The approach that is recommended and generally adopted in treatment planning is for the first manual calculation to be checked independently using a different method. In this case, however, two Radiographers used the same method of manual calculation of the MU for this patient and got the same wrong answer.

The method defined in the ECC Employer's Written Procedure for the use of RadCalc for parallel opposed pair treatments, while capable of producing the correct result, was not that which would recommended by the producers of this software. The description of this method in this Employer's Written Procedure had been changed in February of 2015, but with no retraining of the operators involved.

The Radiographers involved lacked understanding of the defined method of RadCalc usage, and had little confidence in the results arising. They therefore persisted in an assumption, that their erroneous manual calculations were correct and that RadCalc was in error.

Entitlement of radiographers for treatment planning did not include a separate requirement for written evidence of satisfactory completion of initial training in the use or RadCalc, or of any formal provision for maintaining their competence in its use.


The findings of this investigation are that, in general, the duties of the employer under the IR( ME) Regulations were being implemented appropriately, but with some concerns regarding the provision and recording of operator training. None of the staff involved were found to have acted negligently or to have contravened any requirement of the relevant Employer's Written Procedures.
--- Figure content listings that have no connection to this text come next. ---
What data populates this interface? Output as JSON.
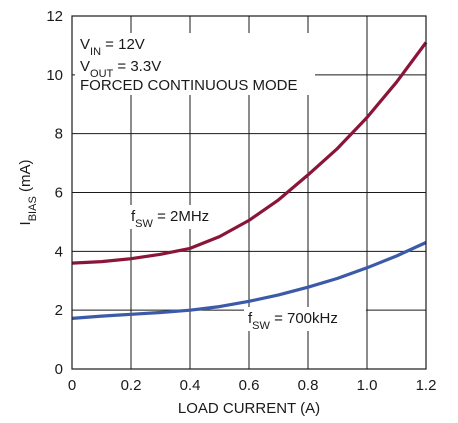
{
  "chart_data": {
    "type": "line",
    "xlabel": "LOAD CURRENT (A)",
    "ylabel_main": "I",
    "ylabel_sub": "BIAS",
    "ylabel_tail": " (mA)",
    "xlim": [
      0,
      1.2
    ],
    "ylim": [
      0,
      12
    ],
    "x_ticks": [
      "0",
      "0.2",
      "0.4",
      "0.6",
      "0.8",
      "1.0",
      "1.2"
    ],
    "y_ticks": [
      "0",
      "2",
      "4",
      "6",
      "8",
      "10",
      "12"
    ],
    "grid": true,
    "conditions": [
      {
        "main": "V",
        "sub": "IN",
        "tail": " = 12V"
      },
      {
        "main": "V",
        "sub": "OUT",
        "tail": " = 3.3V"
      },
      {
        "main": "FORCED CONTINUOUS MODE",
        "sub": "",
        "tail": ""
      }
    ],
    "series": [
      {
        "label_main": "f",
        "label_sub": "SW",
        "label_tail": " = 2MHz",
        "color": "#8b1538",
        "x": [
          0,
          0.1,
          0.2,
          0.3,
          0.4,
          0.5,
          0.6,
          0.7,
          0.8,
          0.9,
          1.0,
          1.1,
          1.2
        ],
        "y": [
          3.6,
          3.65,
          3.75,
          3.9,
          4.1,
          4.5,
          5.05,
          5.75,
          6.6,
          7.5,
          8.55,
          9.75,
          11.1
        ]
      },
      {
        "label_main": "f",
        "label_sub": "SW",
        "label_tail": " = 700kHz",
        "color": "#3b5aa8",
        "x": [
          0,
          0.1,
          0.2,
          0.3,
          0.4,
          0.5,
          0.6,
          0.7,
          0.8,
          0.9,
          1.0,
          1.1,
          1.2
        ],
        "y": [
          1.72,
          1.8,
          1.86,
          1.92,
          2.0,
          2.12,
          2.3,
          2.52,
          2.78,
          3.08,
          3.44,
          3.84,
          4.3
        ]
      }
    ]
  }
}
It is also accepted that these operators genuinely believed that they were properly trained and experienced for the duties involved, although the nature of the errors made would suggest otherwise.
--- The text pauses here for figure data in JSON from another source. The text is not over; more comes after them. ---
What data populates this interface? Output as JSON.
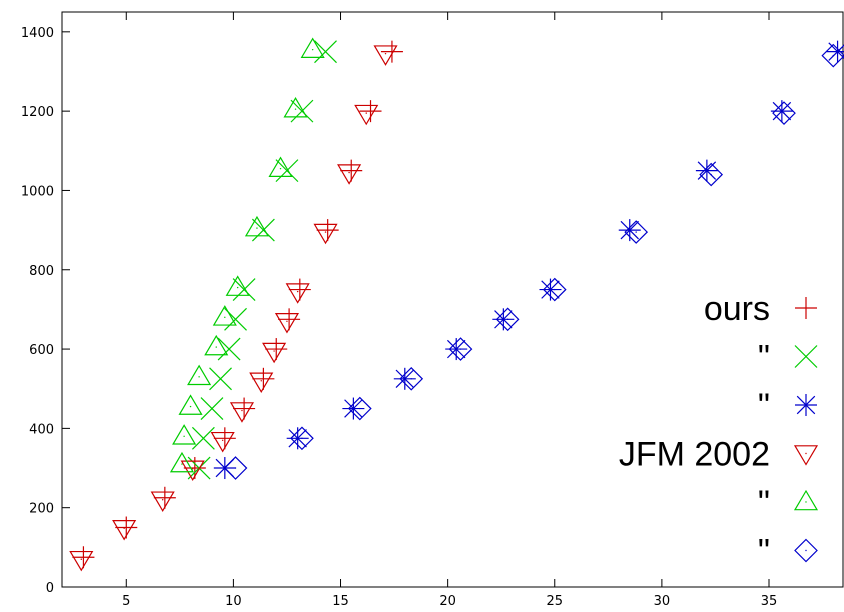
{
  "chart_data": {
    "type": "scatter",
    "title": "",
    "xlabel": "",
    "ylabel": "",
    "xlim": [
      2,
      38.5
    ],
    "ylim": [
      0,
      1450
    ],
    "x_ticks": [
      5,
      10,
      15,
      20,
      25,
      30,
      35
    ],
    "y_ticks": [
      0,
      200,
      400,
      600,
      800,
      1000,
      1200,
      1400
    ],
    "grid": false,
    "legend_position": "right",
    "series": [
      {
        "name": "ours",
        "marker": "plus",
        "color": "#cc0000",
        "x": [
          3.0,
          5.0,
          6.8,
          8.2,
          9.6,
          10.5,
          11.4,
          12.0,
          12.6,
          13.1,
          14.4,
          15.5,
          16.4,
          17.4
        ],
        "y": [
          75,
          150,
          225,
          300,
          375,
          450,
          525,
          600,
          675,
          750,
          900,
          1050,
          1200,
          1350
        ]
      },
      {
        "name": "\"",
        "marker": "x",
        "color": "#00cc00",
        "x": [
          8.4,
          8.6,
          9.0,
          9.4,
          9.8,
          10.1,
          10.5,
          11.4,
          12.5,
          13.2,
          14.3
        ],
        "y": [
          300,
          375,
          450,
          525,
          600,
          675,
          750,
          900,
          1050,
          1200,
          1350
        ]
      },
      {
        "name": "\"",
        "marker": "star",
        "color": "#0000cc",
        "x": [
          9.6,
          13.0,
          15.6,
          18.0,
          20.4,
          22.6,
          24.8,
          28.5,
          32.1,
          35.6,
          38.2
        ],
        "y": [
          300,
          375,
          450,
          525,
          600,
          675,
          750,
          900,
          1050,
          1200,
          1350
        ]
      },
      {
        "name": "JFM 2002",
        "marker": "triangle-down",
        "color": "#cc0000",
        "x": [
          2.9,
          4.9,
          6.7,
          8.1,
          9.5,
          10.4,
          11.3,
          11.9,
          12.5,
          13.0,
          14.3,
          15.4,
          16.2,
          17.1
        ],
        "y": [
          70,
          148,
          220,
          298,
          370,
          445,
          520,
          595,
          670,
          745,
          895,
          1045,
          1195,
          1345
        ]
      },
      {
        "name": "\"",
        "marker": "triangle-up",
        "color": "#00cc00",
        "x": [
          7.6,
          7.7,
          8.0,
          8.4,
          9.2,
          9.6,
          10.2,
          11.1,
          12.2,
          12.9,
          13.7
        ],
        "y": [
          310,
          380,
          455,
          530,
          605,
          680,
          755,
          905,
          1055,
          1205,
          1355
        ]
      },
      {
        "name": "\"",
        "marker": "diamond",
        "color": "#0000cc",
        "x": [
          10.1,
          13.2,
          15.9,
          18.3,
          20.6,
          22.8,
          25.0,
          28.8,
          32.3,
          35.7,
          38.0
        ],
        "y": [
          300,
          375,
          450,
          525,
          600,
          675,
          750,
          895,
          1040,
          1195,
          1340
        ]
      }
    ]
  }
}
Recommendations and actions arising.

As a result of this incident the ECC has made a number of changes details of which are discussed further in the report.

Additional recommendations arising from this investigation include:

  • A review of the current ECC procedures for manual calculations.
  • A change in the current method of manual calculation to ensure that the second calculation uses a different method from the first.
  • A review of the current ECC procedures for the use of RadCalc.
  • Retraining of all operators in the use of RadCalc to ensure that they have an appropriate level of understanding of its workings and of confidence in its results.
  • A review of the provision, maintenance, and recording of operator training relevant to this incident, and of the relationship between training and entitlement of duty holders.

Serious consideration has been given to the need for an Improvement Notice with regard to the provision and recording of operator training. However, given undertakings by the ECC that these deficiencies are already under review, such enforcement action has been deferred pending consideration of the outcome of this internal review and response to the recommendations of this report.

Unintended overexposure of a patient during palliative radiotherapy treatment at the Edinburgh Cancer Centre, in September 2015.